Почему, ну почему она не догадалась привезти с собой какие-нибудь холсты? Хотя бы альбом для эскизов, чтобы творить рядом с матерью и та могла бы следить за ее работой и получать удовольствие, хоть немного отвлекаясь от своих болей.
– Здесь, в комнате, висит моя любимая картина, – сказала Аманда, слабым жестом указывая на портрет на стене. – Твой отец, спящий в шезлонге в саду.
– Уставший после стрижки газона, – засмеялась Шаннон, усаживаясь возле постели. – Каждый раз, помнишь, как мы говорили ему, почему он не наймет кого-нибудь, он отвечал, что любит уставать как вол и потом спать как сурок.

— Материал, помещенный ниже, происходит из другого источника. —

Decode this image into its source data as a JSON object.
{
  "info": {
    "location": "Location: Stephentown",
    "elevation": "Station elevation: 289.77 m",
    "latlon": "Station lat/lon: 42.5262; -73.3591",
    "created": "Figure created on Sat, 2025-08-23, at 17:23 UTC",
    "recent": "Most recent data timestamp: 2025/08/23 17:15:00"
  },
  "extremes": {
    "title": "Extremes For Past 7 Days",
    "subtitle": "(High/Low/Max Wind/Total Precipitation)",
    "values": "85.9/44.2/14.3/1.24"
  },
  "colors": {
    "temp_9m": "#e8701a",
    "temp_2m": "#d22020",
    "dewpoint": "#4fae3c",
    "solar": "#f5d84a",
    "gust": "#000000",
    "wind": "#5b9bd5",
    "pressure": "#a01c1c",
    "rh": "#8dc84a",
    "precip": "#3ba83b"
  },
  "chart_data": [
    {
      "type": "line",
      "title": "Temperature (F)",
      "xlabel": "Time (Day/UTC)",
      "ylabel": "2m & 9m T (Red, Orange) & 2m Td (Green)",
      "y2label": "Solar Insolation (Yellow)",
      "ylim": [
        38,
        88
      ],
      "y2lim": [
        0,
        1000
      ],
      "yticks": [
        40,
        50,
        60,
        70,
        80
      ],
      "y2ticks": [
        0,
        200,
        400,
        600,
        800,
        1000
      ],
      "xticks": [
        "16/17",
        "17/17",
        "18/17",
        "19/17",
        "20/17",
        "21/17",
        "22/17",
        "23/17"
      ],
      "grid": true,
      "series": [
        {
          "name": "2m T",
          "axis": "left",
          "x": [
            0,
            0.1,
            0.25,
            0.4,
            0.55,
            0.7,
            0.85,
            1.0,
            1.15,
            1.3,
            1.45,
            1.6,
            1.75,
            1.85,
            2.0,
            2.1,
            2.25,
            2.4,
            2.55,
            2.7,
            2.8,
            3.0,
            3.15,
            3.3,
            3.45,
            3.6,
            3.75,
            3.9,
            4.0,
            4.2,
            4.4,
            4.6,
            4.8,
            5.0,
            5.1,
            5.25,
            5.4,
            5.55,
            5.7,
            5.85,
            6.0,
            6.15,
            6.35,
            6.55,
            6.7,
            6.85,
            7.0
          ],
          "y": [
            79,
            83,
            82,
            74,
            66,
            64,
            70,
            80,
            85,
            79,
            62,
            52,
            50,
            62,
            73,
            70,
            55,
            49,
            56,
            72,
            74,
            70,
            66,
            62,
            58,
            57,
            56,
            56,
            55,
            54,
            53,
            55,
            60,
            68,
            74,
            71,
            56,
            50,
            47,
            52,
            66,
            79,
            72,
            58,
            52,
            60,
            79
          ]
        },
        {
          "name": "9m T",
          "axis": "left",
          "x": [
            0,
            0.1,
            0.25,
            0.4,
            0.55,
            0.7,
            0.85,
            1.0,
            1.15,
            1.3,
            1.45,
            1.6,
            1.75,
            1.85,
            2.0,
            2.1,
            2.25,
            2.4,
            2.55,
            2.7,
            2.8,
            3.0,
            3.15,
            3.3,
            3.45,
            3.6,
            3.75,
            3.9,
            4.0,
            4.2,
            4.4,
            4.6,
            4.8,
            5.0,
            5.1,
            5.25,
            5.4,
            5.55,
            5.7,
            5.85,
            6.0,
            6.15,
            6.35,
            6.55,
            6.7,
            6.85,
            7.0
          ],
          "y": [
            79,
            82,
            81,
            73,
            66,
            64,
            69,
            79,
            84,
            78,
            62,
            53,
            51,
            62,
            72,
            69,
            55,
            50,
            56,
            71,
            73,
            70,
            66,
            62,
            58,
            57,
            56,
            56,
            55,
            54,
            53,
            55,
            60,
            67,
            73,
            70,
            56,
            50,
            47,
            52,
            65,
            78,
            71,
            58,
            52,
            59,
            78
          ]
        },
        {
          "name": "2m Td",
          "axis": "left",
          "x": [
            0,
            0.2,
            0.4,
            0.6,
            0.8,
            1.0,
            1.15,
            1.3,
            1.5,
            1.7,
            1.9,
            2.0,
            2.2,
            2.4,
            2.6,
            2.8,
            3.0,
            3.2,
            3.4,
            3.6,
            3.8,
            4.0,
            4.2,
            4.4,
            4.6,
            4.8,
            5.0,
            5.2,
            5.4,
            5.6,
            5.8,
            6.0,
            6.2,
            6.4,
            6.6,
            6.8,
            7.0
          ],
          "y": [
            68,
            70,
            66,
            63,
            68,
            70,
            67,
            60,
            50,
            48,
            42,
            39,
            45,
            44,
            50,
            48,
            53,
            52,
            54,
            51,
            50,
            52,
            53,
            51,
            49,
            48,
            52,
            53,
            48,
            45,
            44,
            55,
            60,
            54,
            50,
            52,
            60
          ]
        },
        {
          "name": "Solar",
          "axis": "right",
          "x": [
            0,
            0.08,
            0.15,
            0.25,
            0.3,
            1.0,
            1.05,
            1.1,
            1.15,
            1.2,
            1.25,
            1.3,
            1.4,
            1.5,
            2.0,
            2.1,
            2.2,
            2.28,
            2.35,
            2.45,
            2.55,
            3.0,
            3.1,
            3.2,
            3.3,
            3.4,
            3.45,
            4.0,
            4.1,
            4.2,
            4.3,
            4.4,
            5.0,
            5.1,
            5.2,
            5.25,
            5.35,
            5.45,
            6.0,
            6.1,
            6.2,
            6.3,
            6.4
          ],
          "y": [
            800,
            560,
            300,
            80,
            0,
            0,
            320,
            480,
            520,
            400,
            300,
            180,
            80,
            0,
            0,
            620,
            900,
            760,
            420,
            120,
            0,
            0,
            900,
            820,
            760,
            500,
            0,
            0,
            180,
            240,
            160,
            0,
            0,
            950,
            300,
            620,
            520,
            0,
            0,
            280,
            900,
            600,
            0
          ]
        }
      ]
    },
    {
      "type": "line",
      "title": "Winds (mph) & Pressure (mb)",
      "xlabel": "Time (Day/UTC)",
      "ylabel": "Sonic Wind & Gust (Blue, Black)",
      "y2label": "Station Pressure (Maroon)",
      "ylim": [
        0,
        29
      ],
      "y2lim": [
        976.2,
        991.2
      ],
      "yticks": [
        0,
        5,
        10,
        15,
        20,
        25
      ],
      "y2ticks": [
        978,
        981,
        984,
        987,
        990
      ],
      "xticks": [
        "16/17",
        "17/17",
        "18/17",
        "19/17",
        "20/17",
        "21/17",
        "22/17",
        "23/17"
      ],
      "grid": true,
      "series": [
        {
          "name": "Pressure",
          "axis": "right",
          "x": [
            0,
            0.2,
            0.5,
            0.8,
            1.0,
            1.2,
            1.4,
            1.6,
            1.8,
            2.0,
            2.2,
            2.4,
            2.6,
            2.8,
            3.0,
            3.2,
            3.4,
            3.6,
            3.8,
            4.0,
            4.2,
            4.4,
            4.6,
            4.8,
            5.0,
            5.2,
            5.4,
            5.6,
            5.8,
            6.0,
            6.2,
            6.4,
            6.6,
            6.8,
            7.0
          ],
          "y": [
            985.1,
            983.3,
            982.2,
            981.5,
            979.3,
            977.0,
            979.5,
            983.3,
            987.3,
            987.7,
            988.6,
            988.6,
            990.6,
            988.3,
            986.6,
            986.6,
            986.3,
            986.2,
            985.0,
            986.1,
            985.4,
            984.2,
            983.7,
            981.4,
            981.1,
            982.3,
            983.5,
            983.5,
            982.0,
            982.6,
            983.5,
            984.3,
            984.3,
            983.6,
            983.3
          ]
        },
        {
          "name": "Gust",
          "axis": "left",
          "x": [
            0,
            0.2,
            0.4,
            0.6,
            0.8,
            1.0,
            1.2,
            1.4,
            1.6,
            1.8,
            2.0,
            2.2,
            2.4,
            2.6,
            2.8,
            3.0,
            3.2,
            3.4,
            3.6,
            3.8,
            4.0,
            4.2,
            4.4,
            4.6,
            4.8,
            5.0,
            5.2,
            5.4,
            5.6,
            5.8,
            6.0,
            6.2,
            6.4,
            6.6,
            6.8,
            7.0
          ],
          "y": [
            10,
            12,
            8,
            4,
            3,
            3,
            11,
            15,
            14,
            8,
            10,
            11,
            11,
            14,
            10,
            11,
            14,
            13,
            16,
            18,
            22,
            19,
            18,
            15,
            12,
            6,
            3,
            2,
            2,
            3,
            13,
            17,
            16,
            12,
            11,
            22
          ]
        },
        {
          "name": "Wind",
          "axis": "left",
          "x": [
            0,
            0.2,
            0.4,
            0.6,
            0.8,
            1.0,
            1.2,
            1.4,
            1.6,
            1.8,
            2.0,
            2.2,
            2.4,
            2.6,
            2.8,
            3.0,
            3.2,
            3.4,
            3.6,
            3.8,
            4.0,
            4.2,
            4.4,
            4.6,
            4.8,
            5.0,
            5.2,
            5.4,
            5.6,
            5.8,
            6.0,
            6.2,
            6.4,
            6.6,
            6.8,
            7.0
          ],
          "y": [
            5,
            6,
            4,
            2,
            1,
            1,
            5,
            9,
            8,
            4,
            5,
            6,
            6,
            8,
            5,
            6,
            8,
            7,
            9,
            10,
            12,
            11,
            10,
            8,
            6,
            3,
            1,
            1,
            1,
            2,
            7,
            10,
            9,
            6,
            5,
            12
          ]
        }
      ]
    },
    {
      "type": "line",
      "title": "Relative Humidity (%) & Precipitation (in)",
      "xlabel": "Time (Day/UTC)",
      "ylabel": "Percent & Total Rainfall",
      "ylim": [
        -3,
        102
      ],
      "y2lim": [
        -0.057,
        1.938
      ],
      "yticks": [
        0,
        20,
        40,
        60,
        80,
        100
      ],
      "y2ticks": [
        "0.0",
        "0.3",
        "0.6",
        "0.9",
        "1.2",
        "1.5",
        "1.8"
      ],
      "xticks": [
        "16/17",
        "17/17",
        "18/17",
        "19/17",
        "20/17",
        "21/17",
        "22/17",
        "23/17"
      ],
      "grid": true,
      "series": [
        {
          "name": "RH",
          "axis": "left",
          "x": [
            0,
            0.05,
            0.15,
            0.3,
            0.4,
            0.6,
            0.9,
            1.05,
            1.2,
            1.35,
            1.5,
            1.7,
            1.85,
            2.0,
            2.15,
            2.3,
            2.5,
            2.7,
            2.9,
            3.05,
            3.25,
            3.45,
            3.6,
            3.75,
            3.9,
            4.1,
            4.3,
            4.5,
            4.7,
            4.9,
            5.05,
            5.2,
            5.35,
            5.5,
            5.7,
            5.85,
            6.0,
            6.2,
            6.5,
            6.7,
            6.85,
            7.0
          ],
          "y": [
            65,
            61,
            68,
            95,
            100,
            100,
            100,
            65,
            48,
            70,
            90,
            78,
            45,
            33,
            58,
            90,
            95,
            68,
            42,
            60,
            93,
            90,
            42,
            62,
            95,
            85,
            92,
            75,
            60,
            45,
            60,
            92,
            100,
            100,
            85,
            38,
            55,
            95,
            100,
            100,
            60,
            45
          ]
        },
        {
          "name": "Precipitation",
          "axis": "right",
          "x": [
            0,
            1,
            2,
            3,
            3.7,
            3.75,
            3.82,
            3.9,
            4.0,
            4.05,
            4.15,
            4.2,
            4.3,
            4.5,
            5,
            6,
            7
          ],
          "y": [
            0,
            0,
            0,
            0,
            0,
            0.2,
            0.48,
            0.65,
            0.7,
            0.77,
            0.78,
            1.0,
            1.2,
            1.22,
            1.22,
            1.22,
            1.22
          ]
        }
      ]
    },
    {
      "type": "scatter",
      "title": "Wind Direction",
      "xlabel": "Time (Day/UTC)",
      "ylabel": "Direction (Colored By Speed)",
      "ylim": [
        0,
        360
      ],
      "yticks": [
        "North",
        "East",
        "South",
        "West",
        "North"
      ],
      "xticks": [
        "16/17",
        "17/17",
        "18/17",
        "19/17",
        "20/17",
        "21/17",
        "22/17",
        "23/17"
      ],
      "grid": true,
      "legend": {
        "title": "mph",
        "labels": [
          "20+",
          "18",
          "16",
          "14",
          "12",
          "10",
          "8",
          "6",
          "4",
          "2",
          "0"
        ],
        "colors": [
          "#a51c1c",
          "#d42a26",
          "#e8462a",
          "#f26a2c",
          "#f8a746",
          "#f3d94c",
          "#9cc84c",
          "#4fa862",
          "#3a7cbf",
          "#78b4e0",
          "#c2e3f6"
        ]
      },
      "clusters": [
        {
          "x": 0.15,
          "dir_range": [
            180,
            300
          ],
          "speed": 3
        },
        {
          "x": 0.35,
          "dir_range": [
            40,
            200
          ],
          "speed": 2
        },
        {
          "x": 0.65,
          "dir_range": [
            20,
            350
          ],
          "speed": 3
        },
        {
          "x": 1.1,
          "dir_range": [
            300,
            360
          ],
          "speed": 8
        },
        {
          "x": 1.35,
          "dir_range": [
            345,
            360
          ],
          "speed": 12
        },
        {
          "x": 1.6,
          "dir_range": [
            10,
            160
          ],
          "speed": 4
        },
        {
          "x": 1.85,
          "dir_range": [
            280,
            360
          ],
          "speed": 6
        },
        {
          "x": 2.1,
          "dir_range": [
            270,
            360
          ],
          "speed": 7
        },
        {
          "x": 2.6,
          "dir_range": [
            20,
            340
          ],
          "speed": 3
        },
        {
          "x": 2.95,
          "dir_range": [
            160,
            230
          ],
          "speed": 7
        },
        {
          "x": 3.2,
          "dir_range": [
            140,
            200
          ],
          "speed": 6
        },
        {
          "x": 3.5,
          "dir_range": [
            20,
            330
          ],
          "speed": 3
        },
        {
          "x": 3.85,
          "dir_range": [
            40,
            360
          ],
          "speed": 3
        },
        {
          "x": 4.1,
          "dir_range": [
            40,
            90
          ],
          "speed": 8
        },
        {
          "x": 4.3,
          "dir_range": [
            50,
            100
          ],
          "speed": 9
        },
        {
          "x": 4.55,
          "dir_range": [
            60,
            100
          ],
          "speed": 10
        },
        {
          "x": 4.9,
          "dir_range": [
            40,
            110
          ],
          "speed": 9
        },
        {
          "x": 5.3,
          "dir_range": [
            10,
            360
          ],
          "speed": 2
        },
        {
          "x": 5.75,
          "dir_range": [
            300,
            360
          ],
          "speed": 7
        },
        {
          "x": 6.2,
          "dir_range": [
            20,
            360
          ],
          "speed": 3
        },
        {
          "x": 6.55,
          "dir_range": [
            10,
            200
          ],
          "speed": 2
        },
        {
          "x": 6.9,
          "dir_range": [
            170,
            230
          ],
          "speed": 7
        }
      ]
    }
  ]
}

– До конца своей жизни он умел смешить меня. Как мне его не хватает! – Аманда коснулась руки дочери. – Тебе тоже, я знаю.
– До сих пор мне кажется, он вот-вот войдет в дверь и крикнет: «Мэнди, Шаннон, напяливайте ваши лучшие платья, я только что получил с клиента кругленькую сумму, и мы отправляемся отметить это событие грандиозным обедом!»
– Да, он любил делать деньги, – воспоминания притупили боль, и Аманда улыбнулась. – Для него это было вроде игры. Не просто доллары и центы, не жадность и алчность, а именно игра. Забава. Удовольствие. Как переезд из города в город каждые несколько лет. «А что, если попробовать этот город? А, Мэнди? Давай-ка тронемся в Колорадо. Или лучше в Мемфис? Как скажешь?»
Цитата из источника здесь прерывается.